You may have to go back to the unit specific
and pull up historical information in
order to get it.
At least that's the way it's working in our
institution, maybe different than
yours.
In out-patient medical records I can't think
of an instance where a single
out-patient visit is not captured on this
type of medical record.
Meaning all out-patient
visits will be captured with this kind of
medical record.
So far I haven't seen anything
different and it works quite well.
So again you may want to figure out which
service line
you're interested in, what level of care you're
interested in, and definitely relative to
the
dates, because that's going to play a big
part in trying to find the medical records
that
you're interested in.
So let's summarize a little bit.
What have I gone over?
What are the take home
pieces?
First and foremost, is to remind yourself
that learning is a process.
These are
things that are not going to happen overnight.

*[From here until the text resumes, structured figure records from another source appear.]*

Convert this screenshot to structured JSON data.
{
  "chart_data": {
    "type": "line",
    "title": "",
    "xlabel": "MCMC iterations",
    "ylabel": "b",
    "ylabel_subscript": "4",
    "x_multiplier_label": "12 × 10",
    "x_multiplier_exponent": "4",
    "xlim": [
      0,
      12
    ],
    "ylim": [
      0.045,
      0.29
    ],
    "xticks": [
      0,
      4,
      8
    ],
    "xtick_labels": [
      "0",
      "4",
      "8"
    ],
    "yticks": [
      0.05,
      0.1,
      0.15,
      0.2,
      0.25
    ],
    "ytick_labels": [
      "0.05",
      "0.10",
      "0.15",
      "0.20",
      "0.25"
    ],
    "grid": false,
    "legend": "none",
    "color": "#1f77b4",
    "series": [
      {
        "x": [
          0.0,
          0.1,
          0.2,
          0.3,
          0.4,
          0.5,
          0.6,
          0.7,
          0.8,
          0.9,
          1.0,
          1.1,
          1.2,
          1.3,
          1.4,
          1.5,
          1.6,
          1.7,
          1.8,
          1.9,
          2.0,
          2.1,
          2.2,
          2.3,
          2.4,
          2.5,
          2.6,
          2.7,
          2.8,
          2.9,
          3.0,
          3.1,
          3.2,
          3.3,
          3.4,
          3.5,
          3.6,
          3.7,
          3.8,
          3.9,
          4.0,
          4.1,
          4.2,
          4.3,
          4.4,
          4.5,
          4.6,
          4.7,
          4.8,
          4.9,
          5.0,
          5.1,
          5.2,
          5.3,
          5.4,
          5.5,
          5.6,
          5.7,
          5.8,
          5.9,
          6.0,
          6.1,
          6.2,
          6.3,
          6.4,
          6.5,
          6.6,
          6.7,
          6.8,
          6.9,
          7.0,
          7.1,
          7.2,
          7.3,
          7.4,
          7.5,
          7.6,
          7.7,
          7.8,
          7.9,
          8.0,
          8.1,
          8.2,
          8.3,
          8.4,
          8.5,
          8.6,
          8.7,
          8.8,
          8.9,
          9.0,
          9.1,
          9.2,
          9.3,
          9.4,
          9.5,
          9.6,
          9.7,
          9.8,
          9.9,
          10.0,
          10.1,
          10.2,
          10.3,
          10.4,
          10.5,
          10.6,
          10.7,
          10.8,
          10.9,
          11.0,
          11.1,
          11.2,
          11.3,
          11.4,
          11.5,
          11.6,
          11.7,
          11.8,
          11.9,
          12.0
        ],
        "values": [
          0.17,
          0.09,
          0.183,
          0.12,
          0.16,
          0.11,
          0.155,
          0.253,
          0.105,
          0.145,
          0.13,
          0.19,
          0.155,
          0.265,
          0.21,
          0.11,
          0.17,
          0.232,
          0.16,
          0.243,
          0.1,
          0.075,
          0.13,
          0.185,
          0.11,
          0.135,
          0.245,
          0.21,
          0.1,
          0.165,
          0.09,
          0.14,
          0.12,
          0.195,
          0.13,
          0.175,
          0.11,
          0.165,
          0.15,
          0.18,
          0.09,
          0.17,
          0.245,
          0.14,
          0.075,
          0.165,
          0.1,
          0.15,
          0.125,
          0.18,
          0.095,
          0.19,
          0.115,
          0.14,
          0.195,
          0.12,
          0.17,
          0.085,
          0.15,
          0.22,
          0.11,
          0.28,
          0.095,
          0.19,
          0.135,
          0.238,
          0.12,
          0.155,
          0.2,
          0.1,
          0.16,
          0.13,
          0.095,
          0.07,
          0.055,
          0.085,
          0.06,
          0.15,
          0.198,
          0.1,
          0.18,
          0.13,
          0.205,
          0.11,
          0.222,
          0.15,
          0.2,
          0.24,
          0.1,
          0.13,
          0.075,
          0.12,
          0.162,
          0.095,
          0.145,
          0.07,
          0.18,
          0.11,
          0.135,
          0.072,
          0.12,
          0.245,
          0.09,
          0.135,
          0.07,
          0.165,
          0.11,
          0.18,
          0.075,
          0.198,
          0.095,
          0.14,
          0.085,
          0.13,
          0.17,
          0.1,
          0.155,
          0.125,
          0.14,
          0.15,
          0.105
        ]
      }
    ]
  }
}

They're going to happen through a
period of time and through time things will
become a lot easier, but don't expect it to
happen right this minute.
Medical chart review assessment and treatment
are constantly evolving
processes, so be open to the changes that
occur, especially in the electronic medical
records.
If anything is going to change more than anything
else, it's going to be
software upgrades, so be prepared.
Simple is generally better for everyone and
that includes everything regarding the
medical chart process.
And whether it's the information that you're
gathering or what
you put into the medical record, at the very
least what you want to do is be succinct and
be clear.
Simple is best and I promise you your notes
will be read a whole a lot easier.
So how do you do that in a fairly efficient
way?
First one is to stay focused and
be disciplined.
The big issue here is that it's really tempting
to go off into different areas
of the medical record.
How neat is that that the patient had this?
And how cool is that
that I could learn someone new?
Well, that's not going to help your efficiency.
Be
focused on the things that you need in order
to get out fairly quickly.
You want to do double duty by reviewing and
completing the medical reports at
the same time.
That is, if you're working in an electronic
environment, copy and paste
information from previous notes into your
current notes, no need to get creative here,
that's not the environment.
Simply copy and paste will take you a long
way, and it will
save you a lot of time.
Most computer operating systems allow for
multitasking.
So if you're familiar with
the ways that you can switch between screens
using either operating system or any
operating system, that will save you some
time.
If you're at all able to on larger screens
put up two windows at the same time, that
will save you time instead of one screen
disappearing right behind the other.
So either way, the less clicks, the more efficient
you are.
Finally, here's a great pointer, but it's
going to take you some up-front time, and
that is create yourself some templates and
summaries for standardized tests and things
that you frequently use like goals and hierarchical
treatments.
If you set those aside,
and make them readily accessible, and whether
it's on the computer that you're on and
using as a therapist, whether it's on the
unit computer and you may have to keep that
in
some corner of that computer, or maybe it's
just a simple thumb drive, keep those
available to you, because copy and paste,
as I said, is your friend.
You might as well
take the stuff that you had the time to think
about to be able to put them into the medical
record.
I have offered you an appendix that will give
you some idea as to how to
approach these patients and I offer you any
opportunity to E-mail me if you have
questions, I'll be happy to take those as
well.
Thank you so much for attending this presentation,
and I wish you the best of
luck in reviewing the medical chart.